The LML engine was significantly updated for 2011 to comply with the new federal emissions standards for diesel engines, provide better engine rigidity, and further noise reduction. The engine gained new 29,000 PSI piezo injectors as well as a completely reworked fuel system which was now powered by the Bosch CP4 pump, that also now supports up to 20% biodiesel mixtures and a urea injection (to reduce nitrogen oxides) with a 5.3 gallon DEF tank. This engine has a fuel injector in the exhaust tract, to allow raw fuel injection during the particulate filter recycling routine. The RPO LML engine is rated at 397 hp at 3,000 rpm and 765 lbft of torque at 1,600 rpm.

===L5P===
The L5P Duramax is the latest version of the Duramax V8 diesel engine.(engine code Y). Introduced in the 2017 model year, it was the most powerful diesel engine GM had produced, with 445 hp at 2,800 rpm and 910 lbft at 1,600 rpm. Design specification performance can exceed 550 bhp at 3,050 rpm and 1050 lbft at 1,975 rpm.

===L5P Gen2===
The L5P Duramax received an increase in power and torque for the 2024 model year; 470 hp at 2,800 rpm and 975 lbft at 1,600 rpm. Design specification performance can exceed 550 bhp at 3050 rpm and 1050 lbft at 1975 rpm.

===L5D===
The L5D Duramax is a downrated version of the L5P for the Chevrolet Silverado MD and International CV trucks (Class 4, 5, and 6).
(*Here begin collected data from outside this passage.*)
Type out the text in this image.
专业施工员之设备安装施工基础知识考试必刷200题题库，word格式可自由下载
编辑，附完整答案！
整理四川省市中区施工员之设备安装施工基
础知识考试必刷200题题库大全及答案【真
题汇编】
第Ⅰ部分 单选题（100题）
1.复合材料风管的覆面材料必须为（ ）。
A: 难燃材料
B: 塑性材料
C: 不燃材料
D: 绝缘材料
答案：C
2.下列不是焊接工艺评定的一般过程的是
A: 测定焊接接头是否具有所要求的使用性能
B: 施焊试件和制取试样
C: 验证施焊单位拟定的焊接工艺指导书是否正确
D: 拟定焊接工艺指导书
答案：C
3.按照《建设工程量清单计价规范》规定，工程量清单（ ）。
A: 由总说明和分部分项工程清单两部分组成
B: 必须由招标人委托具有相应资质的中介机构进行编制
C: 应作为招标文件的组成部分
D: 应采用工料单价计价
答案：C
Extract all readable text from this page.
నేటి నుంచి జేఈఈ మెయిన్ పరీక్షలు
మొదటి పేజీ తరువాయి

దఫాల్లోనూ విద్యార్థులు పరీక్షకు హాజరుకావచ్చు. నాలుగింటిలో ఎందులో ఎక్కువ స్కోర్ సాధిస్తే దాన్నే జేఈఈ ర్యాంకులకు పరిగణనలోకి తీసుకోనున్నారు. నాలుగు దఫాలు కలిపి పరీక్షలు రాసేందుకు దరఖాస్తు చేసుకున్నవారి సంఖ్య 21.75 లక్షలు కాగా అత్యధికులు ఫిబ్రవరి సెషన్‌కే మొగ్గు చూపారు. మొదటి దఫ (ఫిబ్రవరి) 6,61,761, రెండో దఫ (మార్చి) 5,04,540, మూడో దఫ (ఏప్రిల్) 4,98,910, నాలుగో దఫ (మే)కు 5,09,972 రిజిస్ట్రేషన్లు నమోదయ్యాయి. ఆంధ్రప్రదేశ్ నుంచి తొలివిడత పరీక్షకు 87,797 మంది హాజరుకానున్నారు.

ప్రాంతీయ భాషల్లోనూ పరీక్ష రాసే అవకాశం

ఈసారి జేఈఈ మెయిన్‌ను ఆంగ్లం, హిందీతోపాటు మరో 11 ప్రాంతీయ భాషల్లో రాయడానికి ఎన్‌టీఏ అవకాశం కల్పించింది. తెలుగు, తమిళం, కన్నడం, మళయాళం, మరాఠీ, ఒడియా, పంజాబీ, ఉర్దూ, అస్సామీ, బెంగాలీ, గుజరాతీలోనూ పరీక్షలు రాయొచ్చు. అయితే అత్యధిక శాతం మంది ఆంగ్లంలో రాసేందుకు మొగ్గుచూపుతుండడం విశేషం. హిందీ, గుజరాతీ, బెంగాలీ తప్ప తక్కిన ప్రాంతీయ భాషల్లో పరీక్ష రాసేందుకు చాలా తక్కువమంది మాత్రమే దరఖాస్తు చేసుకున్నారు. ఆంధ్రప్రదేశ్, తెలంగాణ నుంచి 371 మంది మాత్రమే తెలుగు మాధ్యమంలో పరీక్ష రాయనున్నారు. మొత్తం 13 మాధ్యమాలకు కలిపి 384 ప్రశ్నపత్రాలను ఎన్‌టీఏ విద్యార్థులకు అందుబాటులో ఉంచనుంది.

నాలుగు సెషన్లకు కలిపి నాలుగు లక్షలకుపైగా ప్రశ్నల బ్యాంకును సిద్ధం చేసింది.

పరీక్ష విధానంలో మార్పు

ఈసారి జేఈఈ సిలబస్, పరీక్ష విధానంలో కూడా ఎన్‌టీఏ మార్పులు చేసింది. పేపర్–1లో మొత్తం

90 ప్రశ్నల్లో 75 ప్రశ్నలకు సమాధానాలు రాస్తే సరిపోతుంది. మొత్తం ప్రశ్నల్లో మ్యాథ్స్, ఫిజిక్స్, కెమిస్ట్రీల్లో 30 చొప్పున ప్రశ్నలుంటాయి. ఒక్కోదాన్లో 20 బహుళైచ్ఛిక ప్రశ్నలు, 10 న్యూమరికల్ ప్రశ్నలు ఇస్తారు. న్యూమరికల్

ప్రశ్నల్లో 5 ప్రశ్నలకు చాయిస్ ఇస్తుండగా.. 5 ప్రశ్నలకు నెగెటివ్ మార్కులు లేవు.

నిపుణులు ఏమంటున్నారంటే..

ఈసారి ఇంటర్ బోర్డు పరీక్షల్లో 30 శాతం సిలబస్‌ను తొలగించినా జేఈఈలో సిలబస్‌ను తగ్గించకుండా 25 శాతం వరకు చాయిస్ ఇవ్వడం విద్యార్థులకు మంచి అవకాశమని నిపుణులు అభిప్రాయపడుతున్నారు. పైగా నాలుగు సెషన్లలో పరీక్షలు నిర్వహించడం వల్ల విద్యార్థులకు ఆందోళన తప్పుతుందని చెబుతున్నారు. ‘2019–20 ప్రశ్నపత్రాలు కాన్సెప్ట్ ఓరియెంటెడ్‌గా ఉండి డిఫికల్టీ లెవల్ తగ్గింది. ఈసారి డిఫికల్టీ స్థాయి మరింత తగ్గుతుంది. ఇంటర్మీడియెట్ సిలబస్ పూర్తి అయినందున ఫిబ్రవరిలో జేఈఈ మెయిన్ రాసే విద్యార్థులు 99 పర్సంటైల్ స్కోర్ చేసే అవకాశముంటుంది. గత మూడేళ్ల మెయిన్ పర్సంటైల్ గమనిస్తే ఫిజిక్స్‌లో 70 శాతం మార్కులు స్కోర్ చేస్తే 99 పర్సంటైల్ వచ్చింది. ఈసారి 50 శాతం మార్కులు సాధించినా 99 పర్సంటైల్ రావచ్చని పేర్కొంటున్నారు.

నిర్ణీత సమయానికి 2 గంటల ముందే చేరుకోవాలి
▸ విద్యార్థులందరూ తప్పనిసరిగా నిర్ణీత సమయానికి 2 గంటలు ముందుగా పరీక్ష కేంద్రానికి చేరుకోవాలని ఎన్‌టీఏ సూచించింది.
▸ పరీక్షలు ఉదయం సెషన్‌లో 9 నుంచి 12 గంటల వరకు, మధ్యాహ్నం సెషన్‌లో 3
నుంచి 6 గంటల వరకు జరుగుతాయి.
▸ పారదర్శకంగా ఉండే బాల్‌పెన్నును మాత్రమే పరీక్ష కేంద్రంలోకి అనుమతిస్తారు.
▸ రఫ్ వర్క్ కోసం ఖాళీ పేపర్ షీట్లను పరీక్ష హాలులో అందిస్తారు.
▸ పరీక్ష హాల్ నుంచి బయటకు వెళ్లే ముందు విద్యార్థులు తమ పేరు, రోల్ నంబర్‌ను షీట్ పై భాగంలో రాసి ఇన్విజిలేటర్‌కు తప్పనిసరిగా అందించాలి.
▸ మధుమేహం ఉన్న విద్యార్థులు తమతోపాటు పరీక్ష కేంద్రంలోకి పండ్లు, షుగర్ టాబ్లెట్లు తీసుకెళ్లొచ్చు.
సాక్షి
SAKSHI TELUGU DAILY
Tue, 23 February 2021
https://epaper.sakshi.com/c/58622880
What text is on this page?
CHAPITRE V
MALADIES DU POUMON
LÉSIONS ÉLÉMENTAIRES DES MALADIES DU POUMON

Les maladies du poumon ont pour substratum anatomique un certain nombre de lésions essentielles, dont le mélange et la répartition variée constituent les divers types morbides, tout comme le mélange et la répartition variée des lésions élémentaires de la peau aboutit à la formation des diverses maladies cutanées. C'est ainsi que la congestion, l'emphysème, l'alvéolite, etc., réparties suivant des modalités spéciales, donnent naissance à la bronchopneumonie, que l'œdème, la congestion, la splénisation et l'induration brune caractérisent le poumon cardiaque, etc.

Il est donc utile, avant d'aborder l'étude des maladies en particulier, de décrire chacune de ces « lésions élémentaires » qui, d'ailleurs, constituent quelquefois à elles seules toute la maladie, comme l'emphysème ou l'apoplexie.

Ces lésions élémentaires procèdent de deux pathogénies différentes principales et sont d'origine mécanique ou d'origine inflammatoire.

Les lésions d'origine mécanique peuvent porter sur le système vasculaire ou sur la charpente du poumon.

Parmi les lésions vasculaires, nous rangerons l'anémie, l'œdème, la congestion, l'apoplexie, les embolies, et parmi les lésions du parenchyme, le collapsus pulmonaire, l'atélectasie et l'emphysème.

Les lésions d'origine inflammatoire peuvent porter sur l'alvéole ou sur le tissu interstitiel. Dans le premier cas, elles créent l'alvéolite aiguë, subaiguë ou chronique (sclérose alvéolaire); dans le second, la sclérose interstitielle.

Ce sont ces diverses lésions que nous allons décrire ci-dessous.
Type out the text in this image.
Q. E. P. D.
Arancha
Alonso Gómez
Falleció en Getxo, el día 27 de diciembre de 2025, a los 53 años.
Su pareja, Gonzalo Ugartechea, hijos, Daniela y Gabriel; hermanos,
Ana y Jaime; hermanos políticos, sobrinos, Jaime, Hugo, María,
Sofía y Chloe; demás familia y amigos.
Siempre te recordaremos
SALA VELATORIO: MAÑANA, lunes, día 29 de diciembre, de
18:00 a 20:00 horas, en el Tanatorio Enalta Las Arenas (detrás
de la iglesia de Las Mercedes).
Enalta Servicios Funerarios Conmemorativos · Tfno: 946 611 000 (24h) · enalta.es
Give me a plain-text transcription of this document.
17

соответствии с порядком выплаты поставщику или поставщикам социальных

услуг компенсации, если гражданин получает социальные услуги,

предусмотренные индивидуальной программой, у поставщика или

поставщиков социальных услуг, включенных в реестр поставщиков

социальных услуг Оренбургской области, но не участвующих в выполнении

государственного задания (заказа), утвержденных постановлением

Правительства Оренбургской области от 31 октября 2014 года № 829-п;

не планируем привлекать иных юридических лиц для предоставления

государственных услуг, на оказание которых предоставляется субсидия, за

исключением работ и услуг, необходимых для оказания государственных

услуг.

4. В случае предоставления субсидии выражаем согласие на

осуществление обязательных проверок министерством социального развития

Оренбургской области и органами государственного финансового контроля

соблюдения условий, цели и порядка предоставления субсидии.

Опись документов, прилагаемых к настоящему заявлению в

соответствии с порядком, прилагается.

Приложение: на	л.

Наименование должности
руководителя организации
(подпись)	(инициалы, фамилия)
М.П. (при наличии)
The L5D was downrated to increase reliability and reduce downtime. The L5D was introduced in 2018 for the 2019 Chevrolet Silverado MD and International CV trucks. Specifications for the L5D are 350 hp at 2,600 rpm and 700 lbft at 1,600 rpm.

==8.3L Mongoose==

===L6P===
In 2026, for the 2027 model year, GM announced an all-new Duramax diesel engine, internally codenamed "Mongoose" and given the RPO code L6P. The L6P remains a 90° V8, but displaces 8.3L. Power and torque figures are advertised as 555 hp at 2250 rpm and 1230 lbft at 1230 rpm. This engine is expected to debut in the 2027 Chevrolet Silverado HD and GMC Sierra HD.